Aunque la mera prohibición de uso de los dispositivos para fines extra laborales, o la comunicación de su uso exclusivo para fines laborales es apreciada por los Tribunales como suficiente para considerar excluida la expectativa de privacidad del trabajador, aconsejo incluir todos los puntos anteriores.

- Introducir una cláusula al respecto en el contrato de trabajo, lo que además evitaría tener que probar que el trabajador conoció y aceptó tales normas, como ocurre respecto de la Política.

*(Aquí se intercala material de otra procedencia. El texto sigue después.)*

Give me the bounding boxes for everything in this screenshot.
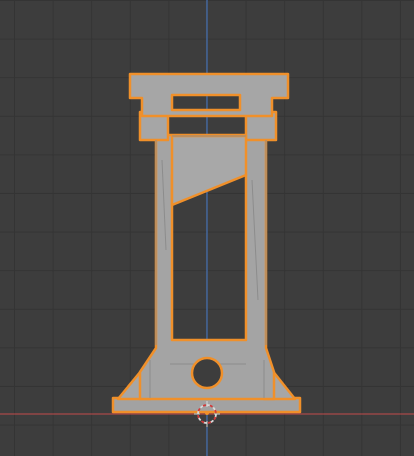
blade — [170, 134, 248, 207]
3d-viewport[interactable] — [0, 0, 414, 456]
top-beam — [128, 72, 290, 118]
viewport-canvas[interactable] — [0, 0, 414, 456]
object-origin-icon — [205, 411, 209, 415]
lunette-hole — [190, 356, 224, 390]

- En caso de acceso a los archivos, asegurar que se hace de la forma menos intrusiva posible y sin invadir comunicaciones privadas. La facultad de inspección del empresario reconocida por los Tribunales no se extiende al correo particular del trabajador. Se limita por lo general a las comunicaciones almacenadas en un buzón de correo corporativo del ordenador profesional del empleado.

- Si se quisiera acceder a los dispositivos del trabajador ante la presencia de sospechas pero no se hubiera recabado con carácter previo su consentimiento, lo procedente sería iniciar acciones legales contra el trabajador y solicitar en su seno autorización judicial para explorar esos archivos, de modo que el acceso cuente con las máximas garantías y se evite el riesgo de que los datos obtenidos queden inutilizables.

TRABAJADOR

- Tener presente que, tras aceptar las normas y advertencias de la compañía en relación con su facultad revisora, el derecho a la intimidad en los medios informáticos será muy reducido o prácticamente inexistente.

- No almacenar comunicaciones privadas o archivos personales en los dispositivos facilitados por la empresa, por mucho que las facultades de fiscalización no se extiendan por lo general a las comunicaciones privadas.

- Evitar al máximo tratar cuestiones personales o familiares en las comunicaciones profesionales.